La transition énergétique à l’épreuve de la Covid-19
Profondément préoccupée par les niveaux alarmants de propagation et de sévérité du Coronavirus, l’Organisation mondiale de la Santé (OMS) annonce, le 11 mars 2020, que la Covid-19 a atteint le niveau de pandémie. Pour contenir la propagation du virus, la vie sociale et économique est pratiquement paralysée : Selon l’Agence internationale de l’Energie (AIE), environ un tiers de la population mondiale a fait l'objet de confinement complet ou partiel entre février et la mi-mai, et quasiment toute la main-d’œuvre mondiale a été touchée d’une manière ou d’une autre par les mesures de confinement.
Afin d’absorber le choc économique et garantir une reprise économique rapide, les gouvernements ont mis en place, en premier lieu, des mesures de protection sociale, dont les plus courantes étaient les subventions salariales et le soutien aux Petites et Moyennes Entreprises (PME).
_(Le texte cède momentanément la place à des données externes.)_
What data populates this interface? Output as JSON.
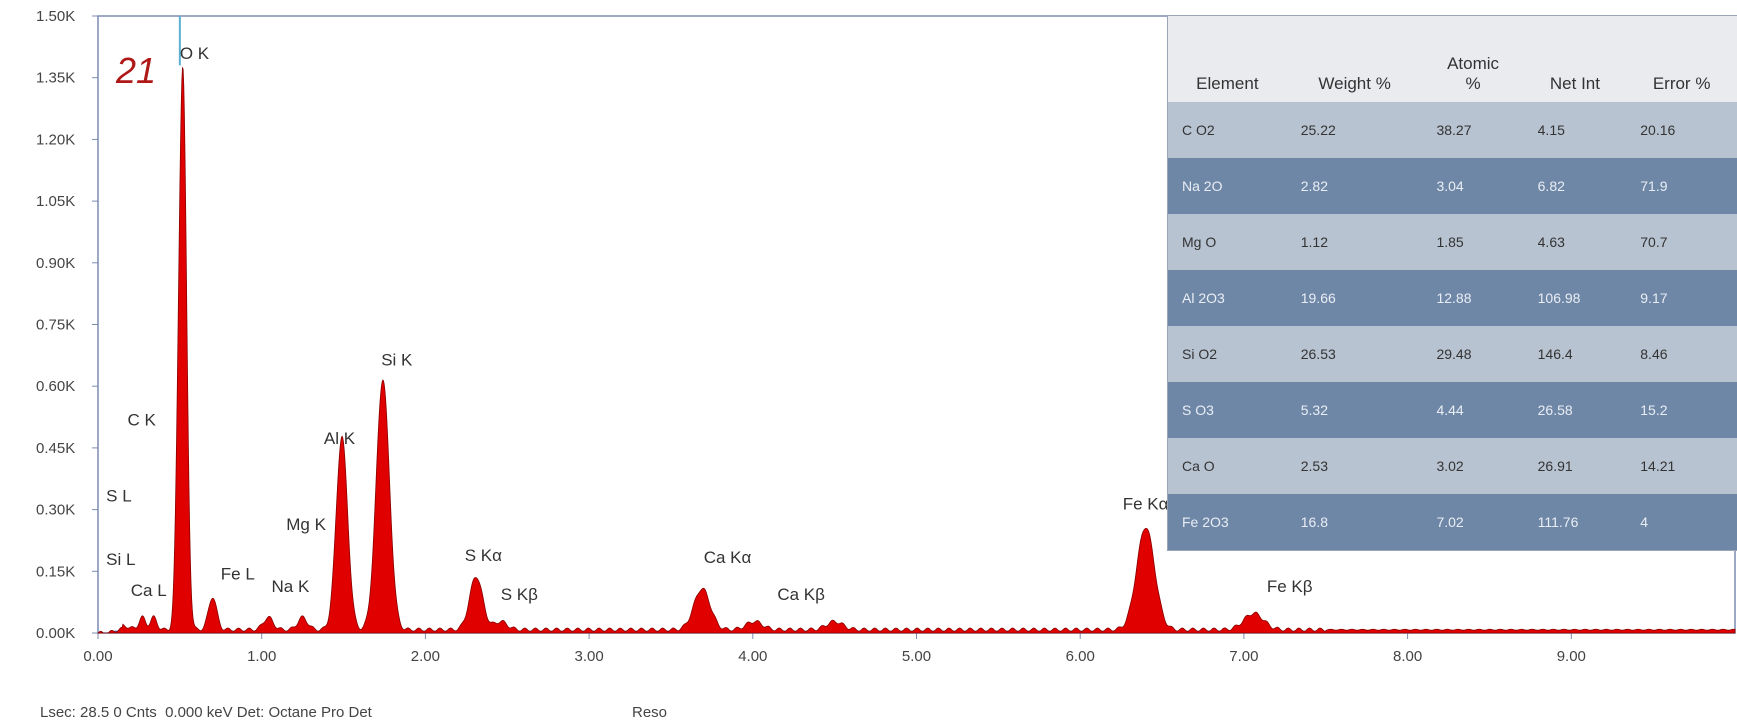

Aujourd’hui, six mois après, plusieurs pays commencent à réfléchir à la prochaine phase du redressement. Des moyens importants vont être mobilisés en vue d’une relance économique, et certains craignent de plus en plus que, dans la précipitation pour se remettre du ralentissement économique, les gouvernements ne soient disposés à réduire les mesures et politiques écologiques. La question se pose de savoir si la crise économique justifie une réduction des mesures écologiques ? Ou, au contraire, s'agit-il d’une opportunité d’appuyer et de renforcer les mesures écologiques, en contrepartie des aides publiques de relance d’activité, afin de favoriser un modèle de développement économique durable et résilient ?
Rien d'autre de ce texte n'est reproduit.